Em quinto e último lugar, no que se refere mais especificamente ao resultado eleitoral mexicano, a autora apresenta a situação como de “tranquilidade”. Diz ela:
“Um resultado verdadeiramente esmagador que oferece a Sheinbaum uma paz de espírito que sem dúvida invejará outros presidentes progressistas da América Latina. Ao contrário de Lula ou Boric, Morena enfrentou nestas eleições não um candidato de extrema direita, como Jair Bolsonaro ou José Antonio Kast, mas Xóchitl Gálvez, uma empresária conservadora e sorridente, eleita por uma coligação de partidos políticos tradicionais.
(…) Petro fez história ao se tornar o primeiro presidente de esquerda da Colômbia e nomear uma mulher negra, Francia Márquez, como vice-presidente. Mas a sua administração está repleta de obstáculos e contratempos. A chegada de Boric ao Palácio Moneda foi uma lufada de ar fresco devido à sua juventude e à sua firmeza na defesa dos direitos humanos, sejam eles violados por aliados ideológicos ou por líderes dos antípodas”.
(…) ‘O México elegeu um progressista como o primeiro presidente de sua história’, destacou o colombiano Petro em suas felicitações.”
A tranquilidade, neste caso, é sinônimo não de que Sheinbaum tenha imposto uma grande derrota à direita, mas o exato oposto. Indica justamente que, para a direita, o resultado não é tão negativo. Indica que o imperialismo considera ser possível fazer um acordo com a nova presidente mexicana, de tal modo que não foi necessário apresentar um candidato que polarizasse com Sheinbaum.
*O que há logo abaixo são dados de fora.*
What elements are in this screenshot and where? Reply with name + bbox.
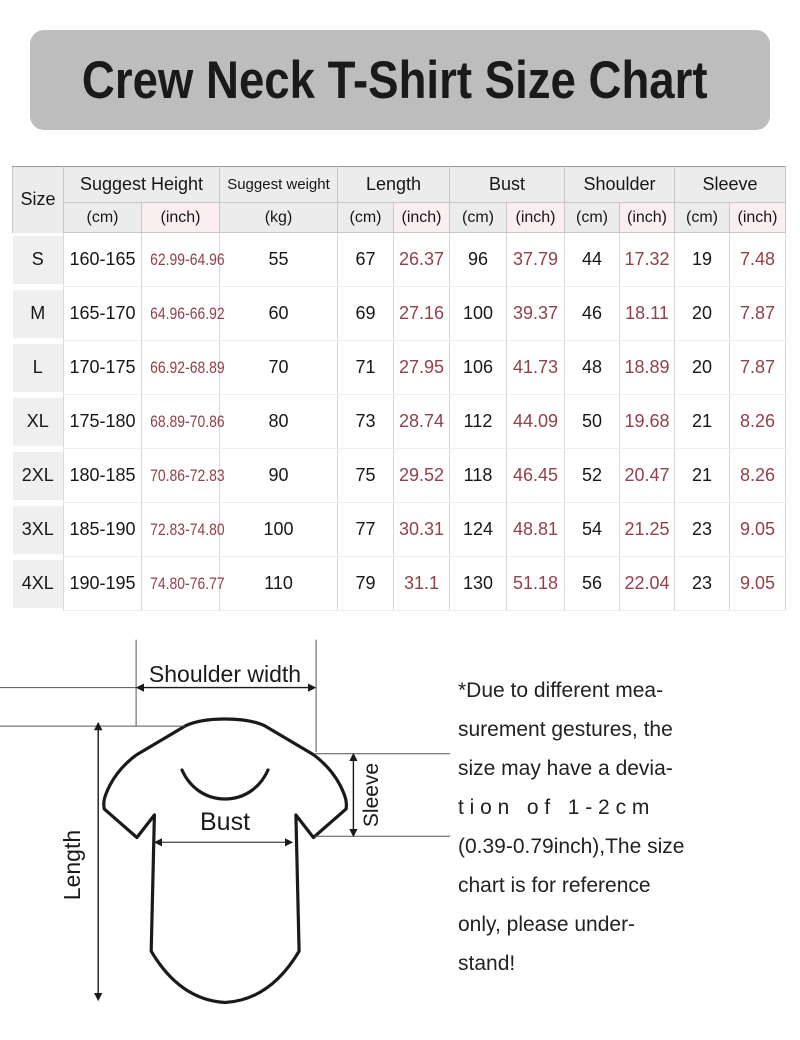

E é aqui que fica claro, no final das contas, qual é o grande objetivo da matéria do El País. É apresentar como obra “da esquerda” justamente aquilo que é obra do imperialismo. Para o jornal, a questão decisiva para a esquerda latino-americana não é a luta contra o imperialismo, mas eleger uma vice-presidente na Colômbia que seja uma “mulher negra” – ainda que tal mulher seja financiada por institutos imperialistas. É eleger uma mulher presidente do México, ainda que ela seja ligada a organismos imperialistas. É eleger um jovem no Chile, ainda que ele seja a antítese do movimento insurreicional no país andino.
O objetivo é confundir a esquerda. É fazê-la acreditar que está tudo indo bem quando, na verdade, há uma grande contraofensiva em curso contra toda a esquerda na região.